Cryan now splits his time between the elected position and the one running the county agency that operates the Middlesex County landfill in East Brunswick and a massive wastewater treatment plant.
"Like a lot of folks, I like to go to work, and I do consider the opportunity to be in the State Senate a privelege," Cryan told New Brunswick Today in an exclusive interview.
"There's two committees a month, and a voting session a month, and so that is the obligation," Cryan said, downplaying the time commitments of the Senate position. "I'm not in Trenton each day… I'm here [at the MCUA] on-site, here early and available to work."
Cryan was appointed by the MCUA Board of Commissioners in March, and left his position as the Undersheriff of Union County on April 13 in order to start the MCUA job on April 16. He made about $50,000 less in salary in the law enforcement position, according to a report on LocalSource.

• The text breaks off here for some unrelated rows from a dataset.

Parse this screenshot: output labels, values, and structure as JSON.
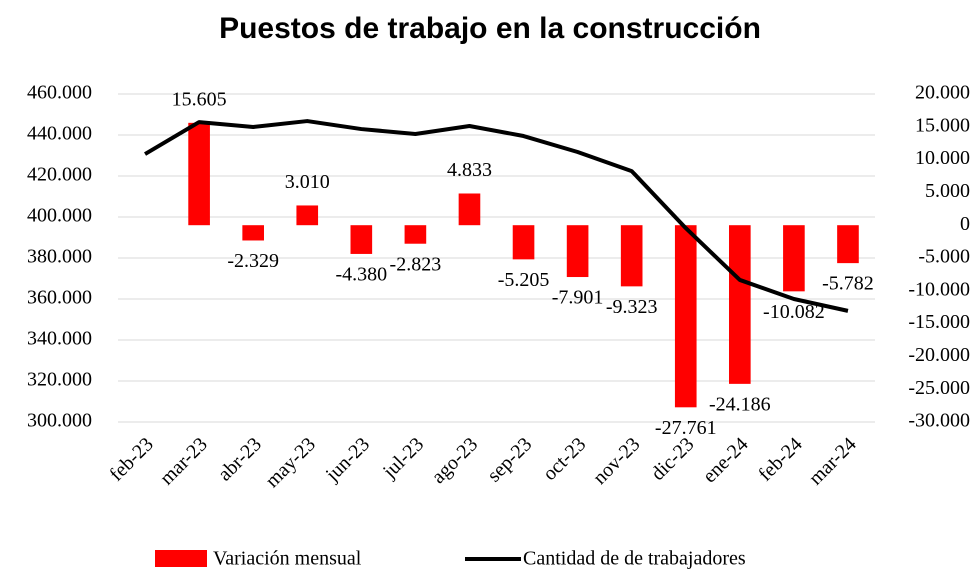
{
  "chart_data": {
    "type": "bar-line",
    "title": "Puestos de trabajo en la construcción",
    "categories": [
      "feb-23",
      "mar-23",
      "abr-23",
      "may-23",
      "jun-23",
      "jul-23",
      "ago-23",
      "sep-23",
      "oct-23",
      "nov-23",
      "dic-23",
      "ene-24",
      "feb-24",
      "mar-24"
    ],
    "series": [
      {
        "name": "Variación mensual",
        "type": "bar",
        "axis": "y2",
        "color": "#ff0000",
        "values": [
          null,
          15605,
          -2329,
          3010,
          -4380,
          -2823,
          4833,
          -5205,
          -7901,
          -9323,
          -27761,
          -24186,
          -10082,
          -5782
        ],
        "value_labels": [
          null,
          "15.605",
          "-2.329",
          "3.010",
          "-4.380",
          "-2.823",
          "4.833",
          "-5.205",
          "-7.901",
          "-9.323",
          "-27.761",
          "-24.186",
          "-10.082",
          "-5.782"
        ]
      },
      {
        "name": "Cantidad de de trabajadores",
        "type": "line",
        "axis": "y",
        "color": "#000000",
        "values": [
          430700,
          446300,
          443900,
          446800,
          442900,
          440500,
          444400,
          439500,
          431700,
          422400,
          394600,
          369300,
          360000,
          354200
        ]
      }
    ],
    "ylim": [
      300000,
      460000
    ],
    "yticks": [
      {
        "value": 300000,
        "label": "300.000"
      },
      {
        "value": 320000,
        "label": "320.000"
      },
      {
        "value": 340000,
        "label": "340.000"
      },
      {
        "value": 360000,
        "label": "360.000"
      },
      {
        "value": 380000,
        "label": "380.000"
      },
      {
        "value": 400000,
        "label": "400.000"
      },
      {
        "value": 420000,
        "label": "420.000"
      },
      {
        "value": 440000,
        "label": "440.000"
      },
      {
        "value": 460000,
        "label": "460.000"
      }
    ],
    "y2lim": [
      -30000,
      20000
    ],
    "y2ticks": [
      {
        "value": -30000,
        "label": "-30.000"
      },
      {
        "value": -25000,
        "label": "-25.000"
      },
      {
        "value": -20000,
        "label": "-20.000"
      },
      {
        "value": -15000,
        "label": "-15.000"
      },
      {
        "value": -10000,
        "label": "-10.000"
      },
      {
        "value": -5000,
        "label": "-5.000"
      },
      0,
      {
        "value": 5000,
        "label": "5.000"
      },
      {
        "value": 10000,
        "label": "10.000"
      },
      {
        "value": 15000,
        "label": "15.000"
      },
      {
        "value": 20000,
        "label": "20.000"
      }
    ],
    "grid": true
  }
}
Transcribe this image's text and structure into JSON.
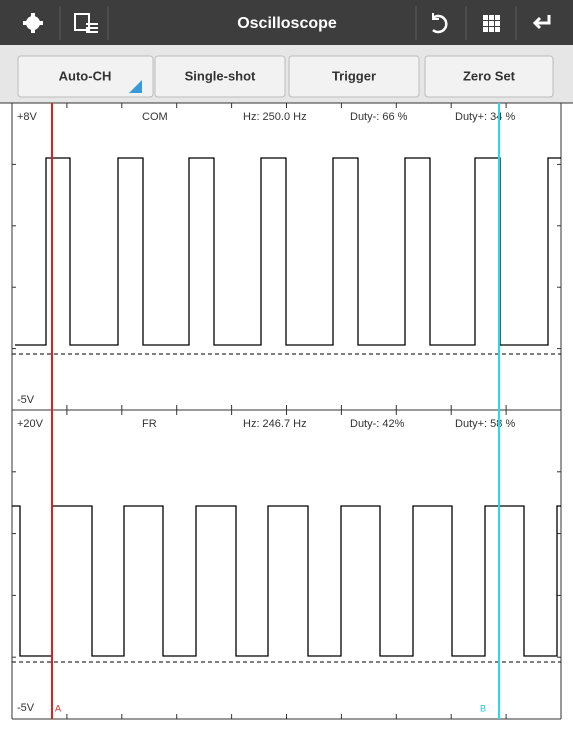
{
  "toolbar": {
    "title": "Oscilloscope"
  },
  "buttons": [
    "Auto-CH",
    "Single-shot",
    "Trigger",
    "Zero Set"
  ],
  "channels": [
    {
      "top_label": "+8V",
      "name": "COM",
      "frequency": "Hz: 250.0 Hz",
      "duty_minus": "Duty-: 66 %",
      "duty_plus": "Duty+: 34 %",
      "bottom_label": "-5V"
    },
    {
      "top_label": "+20V",
      "name": "FR",
      "frequency": "Hz: 246.7 Hz",
      "duty_minus": "Duty-: 42%",
      "duty_plus": "Duty+: 58 %",
      "bottom_label": "-5V"
    }
  ],
  "cursors": {
    "a": "A",
    "b": "B"
  }
}
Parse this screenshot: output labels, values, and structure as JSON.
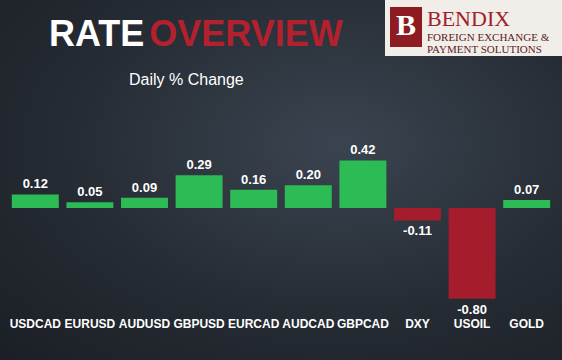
{
  "chart_data": {
    "type": "bar",
    "title": "RATE OVERVIEW",
    "subtitle": "Daily % Change",
    "annotations": [
      "B",
      "BENDIX",
      "FOREIGN EXCHANGE &",
      "PAYMENT SOLUTIONS"
    ],
    "categories": [
      "USDCAD",
      "EURUSD",
      "AUDUSD",
      "GBPUSD",
      "EURCAD",
      "AUDCAD",
      "GBPCAD",
      "DXY",
      "USOIL",
      "GOLD"
    ],
    "values": [
      0.12,
      0.05,
      0.09,
      0.29,
      0.16,
      0.2,
      0.42,
      -0.11,
      -0.8,
      0.07
    ],
    "value_labels": [
      "0.12",
      "0.05",
      "0.09",
      "0.29",
      "0.16",
      "0.20",
      "0.42",
      "-0.11",
      "-0.80",
      "0.07"
    ],
    "colors": [
      "#2dbb55",
      "#2dbb55",
      "#2dbb55",
      "#2dbb55",
      "#2dbb55",
      "#2dbb55",
      "#2dbb55",
      "#a51d2d",
      "#a51d2d",
      "#2dbb55"
    ],
    "ylim": [
      -0.9,
      0.6
    ],
    "yticks": [
      -0.9,
      -0.6,
      -0.3,
      0,
      0.3,
      0.6
    ],
    "grid": false,
    "data_labels": true,
    "tick_labels": "x"
  }
}
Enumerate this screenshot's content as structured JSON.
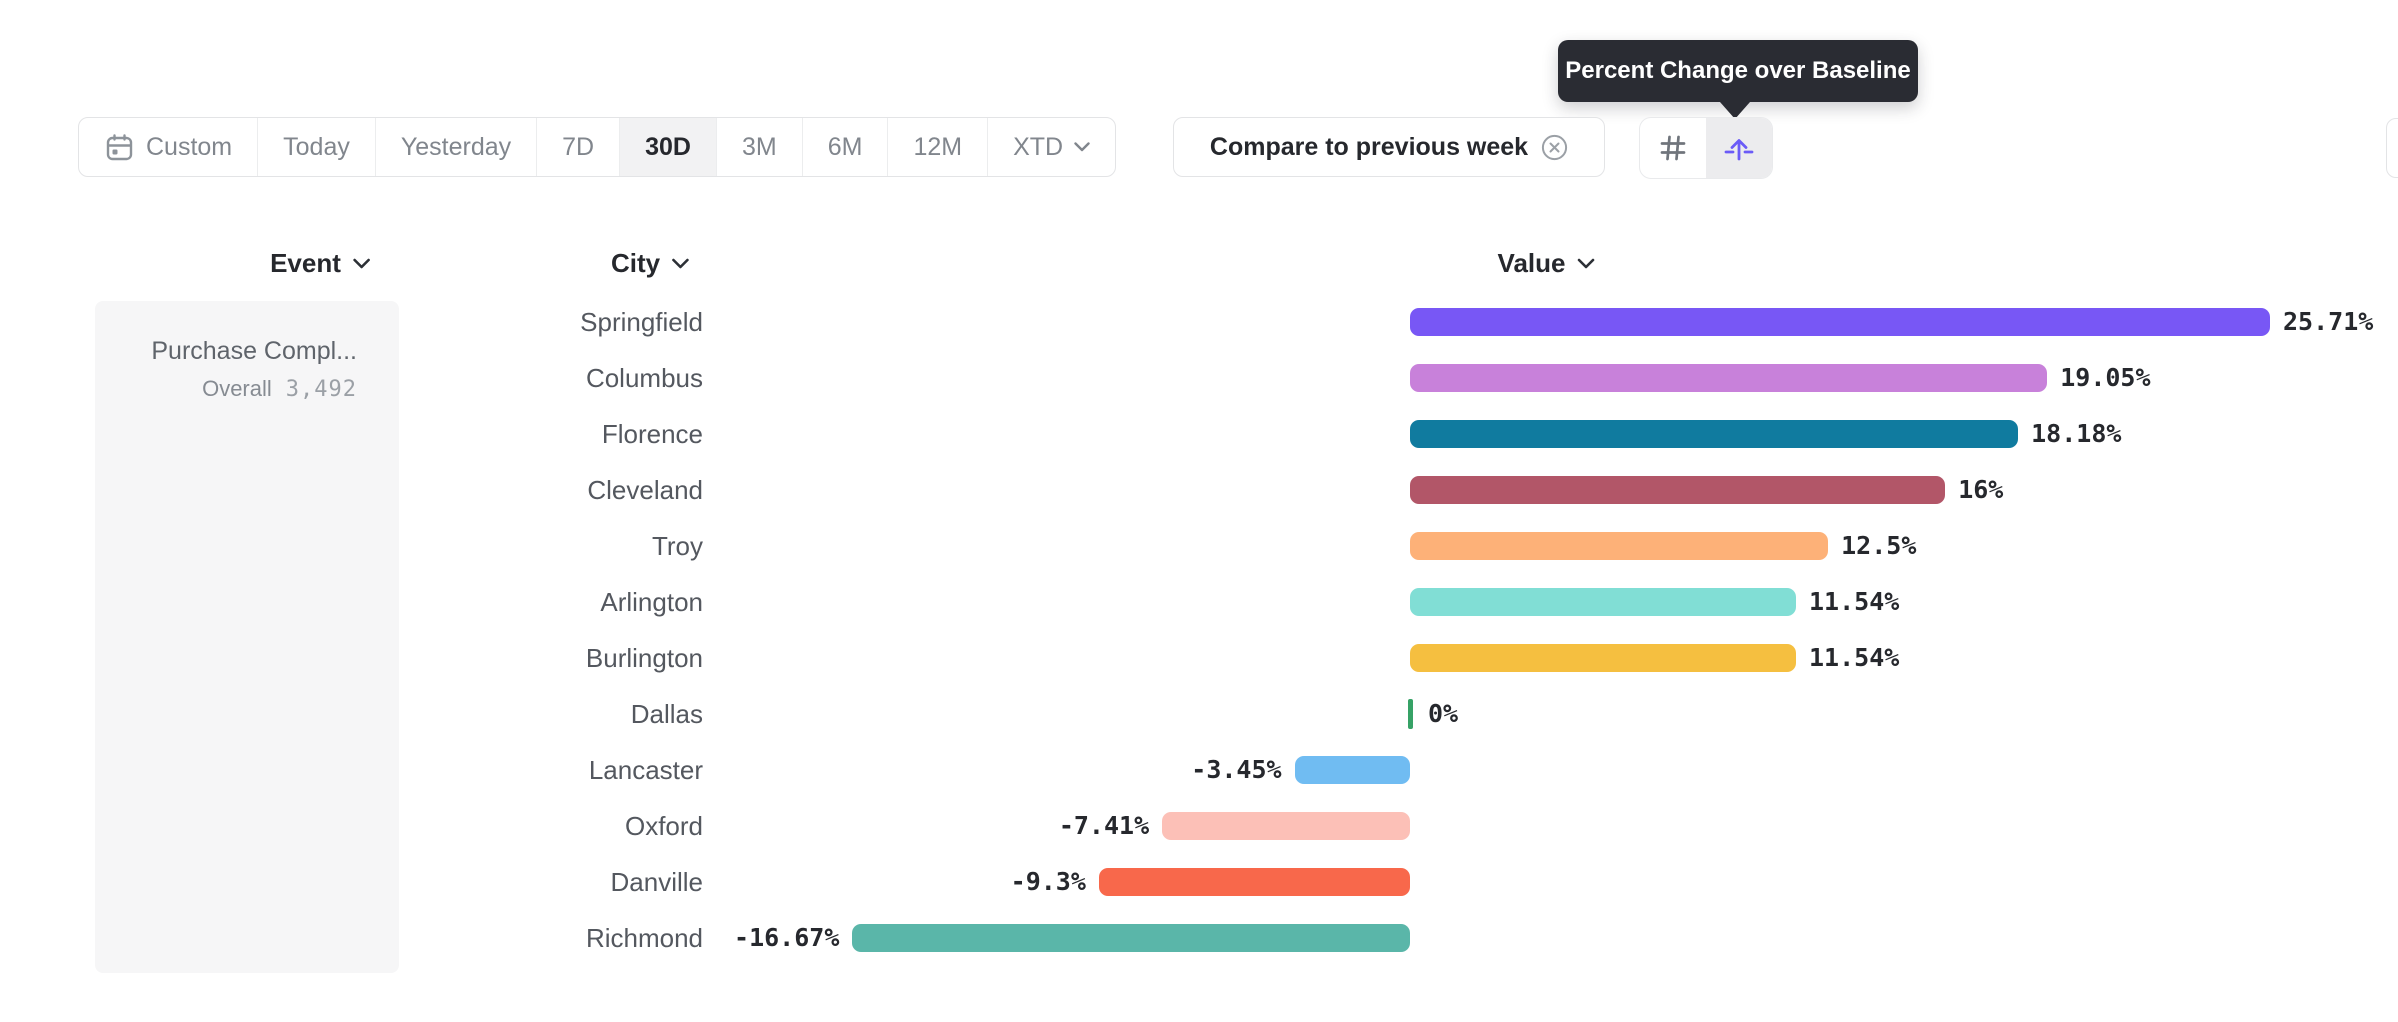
{
  "tooltip": {
    "text": "Percent Change over Baseline"
  },
  "toolbar": {
    "ranges": [
      {
        "label": "Custom",
        "icon": "calendar",
        "selected": false
      },
      {
        "label": "Today",
        "selected": false
      },
      {
        "label": "Yesterday",
        "selected": false
      },
      {
        "label": "7D",
        "selected": false
      },
      {
        "label": "30D",
        "selected": true
      },
      {
        "label": "3M",
        "selected": false
      },
      {
        "label": "6M",
        "selected": false
      },
      {
        "label": "12M",
        "selected": false
      },
      {
        "label": "XTD",
        "chevron": true,
        "selected": false
      }
    ],
    "compare_chip": {
      "label": "Compare to previous week",
      "close_icon": "x-circle-icon"
    },
    "view_buttons": [
      {
        "icon": "hash-grid-icon",
        "selected": false
      },
      {
        "icon": "baseline-arrow-icon",
        "selected": true
      }
    ]
  },
  "columns": {
    "event_label": "Event",
    "city_label": "City",
    "value_label": "Value"
  },
  "event_panel": {
    "event_name": "Purchase Compl...",
    "overall_label": "Overall",
    "overall_value": "3,492"
  },
  "chart_data": {
    "type": "bar",
    "orientation": "horizontal",
    "title": "Percent Change over Baseline",
    "xlabel": "Value",
    "ylabel": "City",
    "value_unit": "%",
    "xlim": [
      -16.67,
      25.71
    ],
    "grid": false,
    "categories": [
      "Springfield",
      "Columbus",
      "Florence",
      "Cleveland",
      "Troy",
      "Arlington",
      "Burlington",
      "Dallas",
      "Lancaster",
      "Oxford",
      "Danville",
      "Richmond"
    ],
    "values": [
      25.71,
      19.05,
      18.18,
      16,
      12.5,
      11.54,
      11.54,
      0,
      -3.45,
      -7.41,
      -9.3,
      -16.67
    ],
    "labels": [
      "25.71%",
      "19.05%",
      "18.18%",
      "16%",
      "12.5%",
      "11.54%",
      "11.54%",
      "0%",
      "-3.45%",
      "-7.41%",
      "-9.3%",
      "-16.67%"
    ],
    "colors": [
      "#7857f5",
      "#c881da",
      "#107b9f",
      "#b25668",
      "#fdb178",
      "#81ded5",
      "#f5bf40",
      "#36a266",
      "#70bcf2",
      "#fcc0b7",
      "#f8684b",
      "#5ab6a9"
    ],
    "zero_tick_color": "#36a266"
  },
  "theme": {
    "accent": "#6b5bf7",
    "tooltip_bg": "#2a2c33",
    "selected_bg": "#f2f2f3",
    "border": "#e3e4e6",
    "text_dark": "#26282d",
    "text_gray": "#81868d",
    "city_text": "#54585f",
    "panel_bg": "#f6f6f7"
  }
}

He says he intends to stay in the State Senate if the voters of his district—which includes Elizabeth, Hillside, Roselle, and Union Township—will continue to elect him.
Cryan previously served as an Assemblyman representing the 20th legislative district and then ran for State Senate in 2017 after that district's longtime Senator Ray Lesniak retired.
He took over for longtime MCUA boss Richard Fitamant, but Fitamant remains on the agency's payroll, making an even bigger salary than Cryan.
"Richard Fitamant will continue working with the Middlesex County Utilities Authority on a full-time basis," said Tony Cicatiello of C-N Communications, a public relations firm hired by the MCUA.
Serving in the new job title of "Transition Advisor/Special Projects," Fitamant still collects a $229,570 salary, according to Cicatiello.
"He will oversee completion of several major projects that began during the last few years, including the rehabilitation of the Edison and Sayreville Pump Stations."
Under Fitamant's leadership, the agency settled a costly fraud lawsuit filed against them by a contractor. As we reported, the suit lasted nearly a decade and cost the agency's rate-payers over $12 million, including a $5 million settlement.